The lesson is straightforward. You have wide latitude to change a commission plan going forward, but very little latitude to short a salesperson on commissions already earned. Pay what was earned, on time, and the penalty exposure disappears.

How to Change a Commission Plan the Right Way

You can change a commission plan in Minnesota without inviting a dispute if you follow a disciplined process:

  1. Confirm whether each salesperson is an at-will employee, a contract employee, or an independent sales representative. The answer sets the rules that apply.
  2. Identify every commission already earned under the current plan, and commit in writing to pay those in full.
  3. Put the new plan in writing, with the revised formula, the people it covers, and a clear effective date.
  4. Give written notice to each affected salesperson before the effective date, and keep proof of delivery.
  5. If any salesperson works in another state, confirm that state’s specific commission rules before the change applies to them.
  6. If you cannot tell whether a plan is a policy you can revise or a contract you cannot, have it reviewed first.

Handled this way, a commission change is a routine business decision. Aaron Hall advises Minnesota business owners on structuring and communicating compensation changes so that a plan update does not turn into a wage claim.

Can an employer change a commission structure without notice in Minnesota?

Yes, in most cases. Minnesota has no statute setting a fixed advance-notice period before you change a commission plan going forward, and employment is generally at will. You must still pay commissions your salespeople already earned under the old plan, and you must pay them on time.

What should a commission change letter include?

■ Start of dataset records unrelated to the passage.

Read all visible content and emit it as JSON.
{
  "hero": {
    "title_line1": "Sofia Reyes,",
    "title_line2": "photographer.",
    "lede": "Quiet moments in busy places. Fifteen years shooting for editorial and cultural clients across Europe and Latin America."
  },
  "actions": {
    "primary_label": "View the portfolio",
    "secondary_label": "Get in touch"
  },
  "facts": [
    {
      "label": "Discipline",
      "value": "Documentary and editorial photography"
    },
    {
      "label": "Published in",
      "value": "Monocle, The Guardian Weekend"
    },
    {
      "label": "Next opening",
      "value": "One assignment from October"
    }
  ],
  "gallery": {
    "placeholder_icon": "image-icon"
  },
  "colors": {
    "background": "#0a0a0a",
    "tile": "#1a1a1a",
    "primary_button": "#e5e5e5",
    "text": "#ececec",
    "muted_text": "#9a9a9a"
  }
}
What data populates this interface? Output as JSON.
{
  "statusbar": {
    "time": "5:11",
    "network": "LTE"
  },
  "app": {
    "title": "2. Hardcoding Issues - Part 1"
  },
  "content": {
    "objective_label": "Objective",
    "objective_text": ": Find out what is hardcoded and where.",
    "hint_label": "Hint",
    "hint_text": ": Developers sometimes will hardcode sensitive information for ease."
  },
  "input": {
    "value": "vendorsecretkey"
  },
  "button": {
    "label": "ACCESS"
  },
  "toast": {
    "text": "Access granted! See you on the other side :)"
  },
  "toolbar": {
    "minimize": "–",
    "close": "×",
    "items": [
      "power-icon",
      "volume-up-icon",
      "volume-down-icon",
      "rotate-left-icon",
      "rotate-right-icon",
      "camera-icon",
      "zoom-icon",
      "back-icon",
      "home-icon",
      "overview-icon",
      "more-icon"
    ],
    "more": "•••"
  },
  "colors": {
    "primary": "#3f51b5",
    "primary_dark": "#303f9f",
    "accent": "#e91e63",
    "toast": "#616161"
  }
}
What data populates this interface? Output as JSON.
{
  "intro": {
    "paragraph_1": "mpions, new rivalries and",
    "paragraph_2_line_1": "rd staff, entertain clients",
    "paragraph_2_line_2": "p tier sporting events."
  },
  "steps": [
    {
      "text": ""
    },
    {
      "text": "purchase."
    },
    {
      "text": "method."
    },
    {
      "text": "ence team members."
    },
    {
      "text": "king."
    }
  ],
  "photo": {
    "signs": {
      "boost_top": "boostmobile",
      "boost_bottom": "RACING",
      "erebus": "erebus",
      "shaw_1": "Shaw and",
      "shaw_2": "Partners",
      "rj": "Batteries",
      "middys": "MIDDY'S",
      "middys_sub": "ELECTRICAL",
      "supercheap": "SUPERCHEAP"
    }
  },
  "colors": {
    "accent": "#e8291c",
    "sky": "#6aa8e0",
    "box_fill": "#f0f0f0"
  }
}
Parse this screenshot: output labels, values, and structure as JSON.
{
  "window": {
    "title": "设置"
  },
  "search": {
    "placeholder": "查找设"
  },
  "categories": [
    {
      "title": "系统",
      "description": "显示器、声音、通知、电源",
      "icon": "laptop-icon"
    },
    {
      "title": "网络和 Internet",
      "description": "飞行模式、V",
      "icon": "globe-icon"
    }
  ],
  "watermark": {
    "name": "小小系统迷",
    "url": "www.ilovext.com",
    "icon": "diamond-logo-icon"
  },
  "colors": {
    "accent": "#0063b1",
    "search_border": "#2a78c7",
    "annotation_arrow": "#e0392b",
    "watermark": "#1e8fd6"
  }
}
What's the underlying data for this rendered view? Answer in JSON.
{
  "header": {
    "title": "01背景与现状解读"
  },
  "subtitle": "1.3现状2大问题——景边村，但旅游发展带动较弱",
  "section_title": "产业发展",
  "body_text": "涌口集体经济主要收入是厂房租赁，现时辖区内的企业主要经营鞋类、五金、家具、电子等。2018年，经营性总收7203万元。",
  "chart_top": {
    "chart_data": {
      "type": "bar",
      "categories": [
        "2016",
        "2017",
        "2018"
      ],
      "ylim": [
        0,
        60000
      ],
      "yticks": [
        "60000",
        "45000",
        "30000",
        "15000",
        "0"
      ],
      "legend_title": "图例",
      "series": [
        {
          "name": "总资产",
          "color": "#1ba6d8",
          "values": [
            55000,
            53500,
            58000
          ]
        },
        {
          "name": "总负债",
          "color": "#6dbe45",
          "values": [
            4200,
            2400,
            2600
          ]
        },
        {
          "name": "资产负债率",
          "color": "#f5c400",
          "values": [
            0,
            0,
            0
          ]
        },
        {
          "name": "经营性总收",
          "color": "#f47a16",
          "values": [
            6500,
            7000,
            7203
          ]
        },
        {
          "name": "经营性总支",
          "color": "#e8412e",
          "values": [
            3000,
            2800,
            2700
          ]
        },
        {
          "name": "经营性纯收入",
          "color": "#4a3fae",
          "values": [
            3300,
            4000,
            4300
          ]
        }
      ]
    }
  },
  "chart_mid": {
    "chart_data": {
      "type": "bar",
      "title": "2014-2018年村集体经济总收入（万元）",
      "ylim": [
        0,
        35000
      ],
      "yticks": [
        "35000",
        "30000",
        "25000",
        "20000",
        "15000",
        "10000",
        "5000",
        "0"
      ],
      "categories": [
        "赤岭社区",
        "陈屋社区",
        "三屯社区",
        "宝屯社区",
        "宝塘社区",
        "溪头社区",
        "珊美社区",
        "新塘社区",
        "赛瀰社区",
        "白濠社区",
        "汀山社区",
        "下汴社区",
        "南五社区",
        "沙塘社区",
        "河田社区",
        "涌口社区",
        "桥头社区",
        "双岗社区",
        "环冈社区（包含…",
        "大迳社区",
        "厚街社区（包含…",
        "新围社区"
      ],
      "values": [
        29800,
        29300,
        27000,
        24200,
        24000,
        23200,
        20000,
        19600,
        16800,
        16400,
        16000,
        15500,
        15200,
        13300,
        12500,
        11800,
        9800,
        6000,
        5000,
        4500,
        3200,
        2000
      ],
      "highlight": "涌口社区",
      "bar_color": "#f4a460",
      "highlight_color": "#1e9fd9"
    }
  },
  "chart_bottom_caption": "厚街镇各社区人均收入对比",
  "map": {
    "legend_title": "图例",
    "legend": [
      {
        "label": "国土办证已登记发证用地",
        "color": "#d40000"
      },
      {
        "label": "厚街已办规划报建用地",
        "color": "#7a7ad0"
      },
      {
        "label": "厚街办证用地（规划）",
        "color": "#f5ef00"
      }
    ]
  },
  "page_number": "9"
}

A commission change letter should state the new commission structure or formula, who it applies to, the exact effective date, and confirmation that commissions already earned under the prior plan will be paid. Clear written notice before the change takes effect is your strongest protection against disputes, even though Minnesota does not require a specific notice window.

Can you retroactively reduce commissions an employee already earned?

No. Under Minnesota Statutes section 181.13, wages and commissions actually earned and unpaid at discharge are immediately due on demand, and section 181.145 requires prompt payment of earned commissions to independent commission salespeople. A commission plan change operates going forward; it cannot claw back commissions already earned.

Do independent sales representatives get more notice than employees?

Yes. Minnesota Statutes section 325E.37 requires at least 90 days’ written notice before terminating or declining to renew an agreement with an independent wholesale sales representative, with a stated reason and a chance to cure. This statute covers independent representatives, not W-2 employees.

Do other states require advance written notice of commission plan changes?

A minority of states impose stricter rules than Minnesota. California, for example, requires commission agreements to be in writing. Most states, like Minnesota, do not set a fixed advance-notice period for prospective changes, so if you employ salespeople in more than one state, confirm each state’s rules before rolling out a multistate plan.